Friday, October 16, 2009

Solar Decathlon shows that homes can run on the sun

October 15th, 2009

By Ashley Phillips
Green Right Now

Tomorrow’s leaders are already working towards a cleaner future — that could be as bright as the sun.

The Solar Decathlon, an international competition hosted by the US Department of Energy (DOE), is showcasing solar-powered home designs created by students from around the world.

Students selected to participate were given two years to design and build the prototype solar homes, which must be carbon neutral and completely powered by the sun. The projects, many costing hundreds of thousands of dollars, are on display at the National Mall in Washington through Sunday (Oct. 18).

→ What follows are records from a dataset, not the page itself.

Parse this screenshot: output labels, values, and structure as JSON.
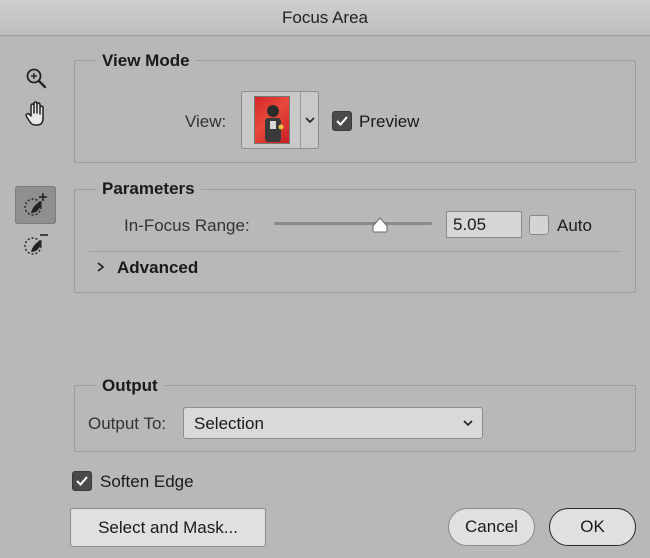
{
  "window": {
    "title": "Focus Area"
  },
  "tools": [
    {
      "name": "zoom-icon"
    },
    {
      "name": "hand-icon"
    },
    {
      "name": "focus-area-add-icon",
      "selected": true
    },
    {
      "name": "focus-area-subtract-icon"
    }
  ],
  "view_mode": {
    "title": "View Mode",
    "view_label": "View:",
    "preview_label": "Preview",
    "preview_checked": true
  },
  "parameters": {
    "title": "Parameters",
    "range_label": "In-Focus Range:",
    "range_value": "5.05",
    "slider_fraction": 0.67,
    "auto_label": "Auto",
    "auto_checked": false,
    "advanced_label": "Advanced"
  },
  "output": {
    "title": "Output",
    "output_to_label": "Output To:",
    "selected_option": "Selection"
  },
  "soften_edge": {
    "label": "Soften Edge",
    "checked": true
  },
  "buttons": {
    "select_and_mask": "Select and Mask...",
    "cancel": "Cancel",
    "ok": "OK"
  },
  "colors": {
    "background": "#b8b8b8",
    "checkbox_checked": "#4a4a4a",
    "thumbnail_red": "#d5252a"
  }
}
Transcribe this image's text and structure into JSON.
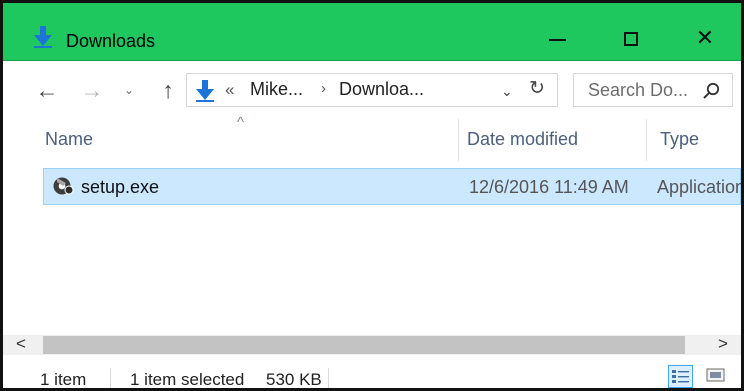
{
  "window": {
    "title": "Downloads",
    "accent_color": "#1ec85e",
    "controls": {
      "minimize_icon": "minimize-icon",
      "maximize_icon": "maximize-icon",
      "close_icon": "close-icon",
      "close_glyph": "✕"
    }
  },
  "navigation": {
    "back_glyph": "←",
    "forward_glyph": "→",
    "recent_glyph": "⌄",
    "up_glyph": "↑",
    "address": {
      "prefix": "«",
      "segments": [
        "Mike...",
        "Downloa..."
      ],
      "separator": "›",
      "dropdown_glyph": "⌄",
      "refresh_glyph": "↻"
    },
    "search": {
      "placeholder": "Search Do...",
      "icon": "search-icon"
    }
  },
  "columns": {
    "name": "Name",
    "date_modified": "Date modified",
    "type": "Type",
    "sort_indicator": "^"
  },
  "files": [
    {
      "name": "setup.exe",
      "date_modified": "12/6/2016 11:49 AM",
      "type": "Application",
      "icon": "installer-icon",
      "selected": true
    }
  ],
  "scrollbar": {
    "left_glyph": "<",
    "right_glyph": ">"
  },
  "status": {
    "item_count": "1 item",
    "selected_items": "1 item selected",
    "size": "530 KB"
  },
  "views": {
    "details_icon": "details-view-icon",
    "tiles_icon": "large-icons-view-icon"
  }
}
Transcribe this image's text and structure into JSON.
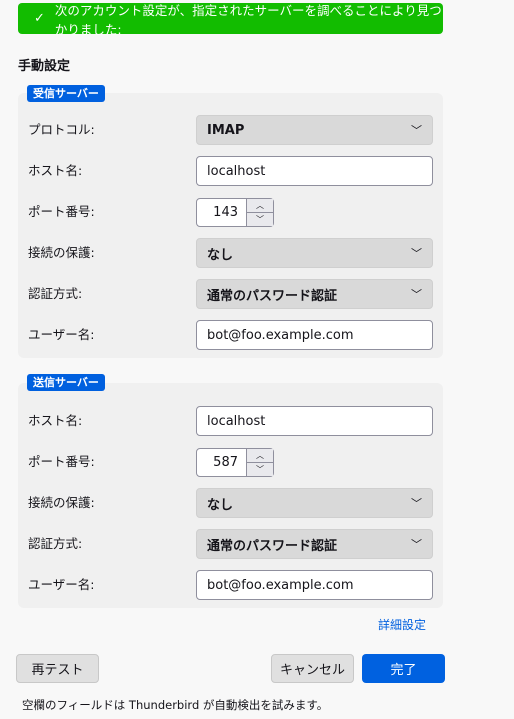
{
  "banner": {
    "icon": "checkmark-icon",
    "text": "次のアカウント設定が、指定されたサーバーを調べることにより見つかりました:",
    "color": "#12bc00"
  },
  "title": "手動設定",
  "incoming": {
    "legend": "受信サーバー",
    "protocol_label": "プロトコル:",
    "protocol": "IMAP",
    "host_label": "ホスト名:",
    "host": "localhost",
    "port_label": "ポート番号:",
    "port": "143",
    "security_label": "接続の保護:",
    "security": "なし",
    "auth_label": "認証方式:",
    "auth": "通常のパスワード認証",
    "user_label": "ユーザー名:",
    "user": "bot@foo.example.com"
  },
  "outgoing": {
    "legend": "送信サーバー",
    "host_label": "ホスト名:",
    "host": "localhost",
    "port_label": "ポート番号:",
    "port": "587",
    "security_label": "接続の保護:",
    "security": "なし",
    "auth_label": "認証方式:",
    "auth": "通常のパスワード認証",
    "user_label": "ユーザー名:",
    "user": "bot@foo.example.com"
  },
  "advanced_link": "詳細設定",
  "buttons": {
    "retest": "再テスト",
    "cancel": "キャンセル",
    "done": "完了"
  },
  "footer": "空欄のフィールドは Thunderbird が自動検出を試みます。",
  "accent": "#0060df"
}
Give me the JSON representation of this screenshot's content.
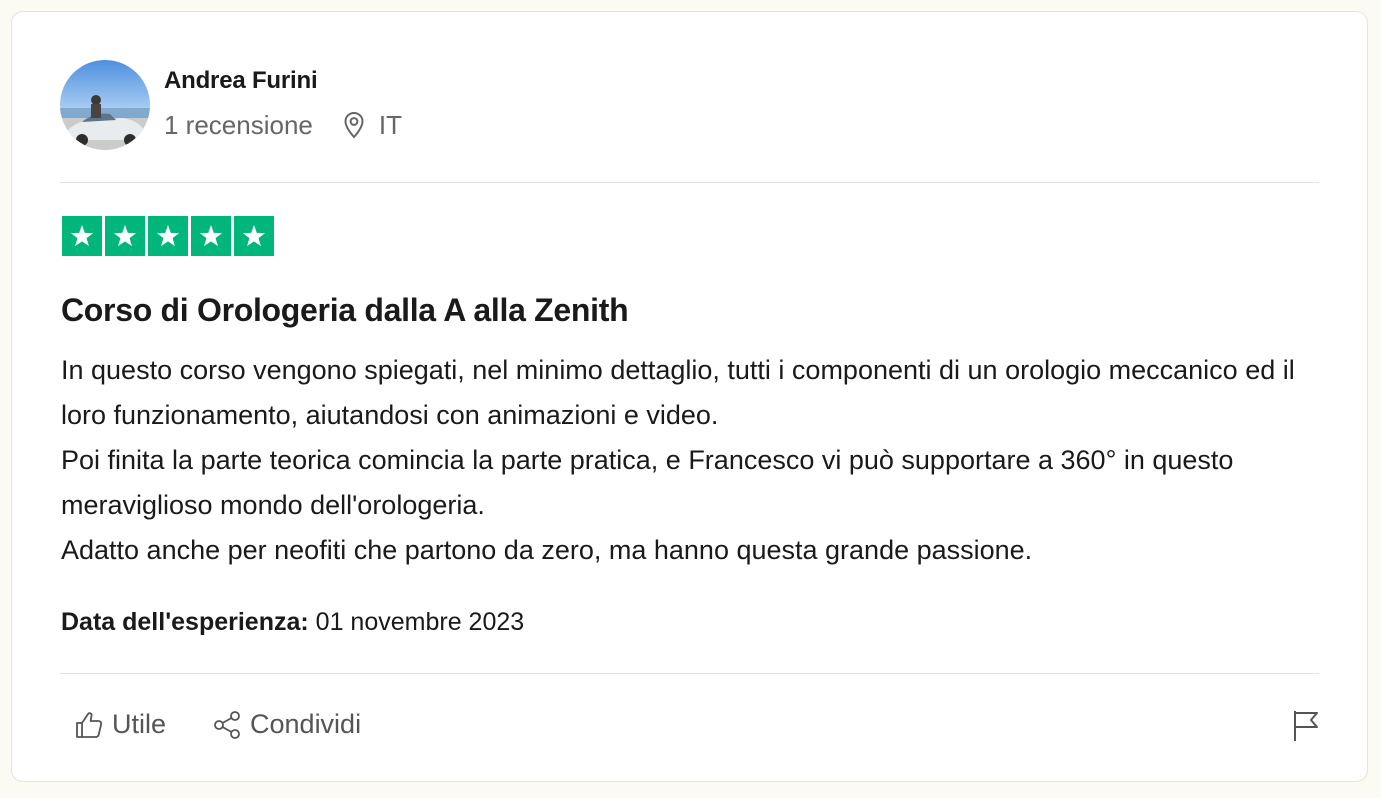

Two thousand students came together to form 20 teams, which are competing to win prizes in several categories, such as best architecture or engineering or “comfort zone”.

The Solar Decathlon Proposal Review Committee, which is made up of engineers, scientist, and other experts from the DOE and its National Renewable Energy Laboratory, selected the teams that they thought had the ability to meet the strict structural and safety requirements. Once selected, each team was given $100,000 to get started. Projects often require more, so individual teams then raise any additional funds.

“The U.S. Department of Energy supports the Solar Decathlon to encourage young people to pursue careers in science and engineering. DOE also supports the event to help move solar energy technologies to the market place faster. The Solar Decathlon helps accelerate the research and development of energy-efficiency and energy production technologies,” said John Horst, spokesperson for the Department of Energy.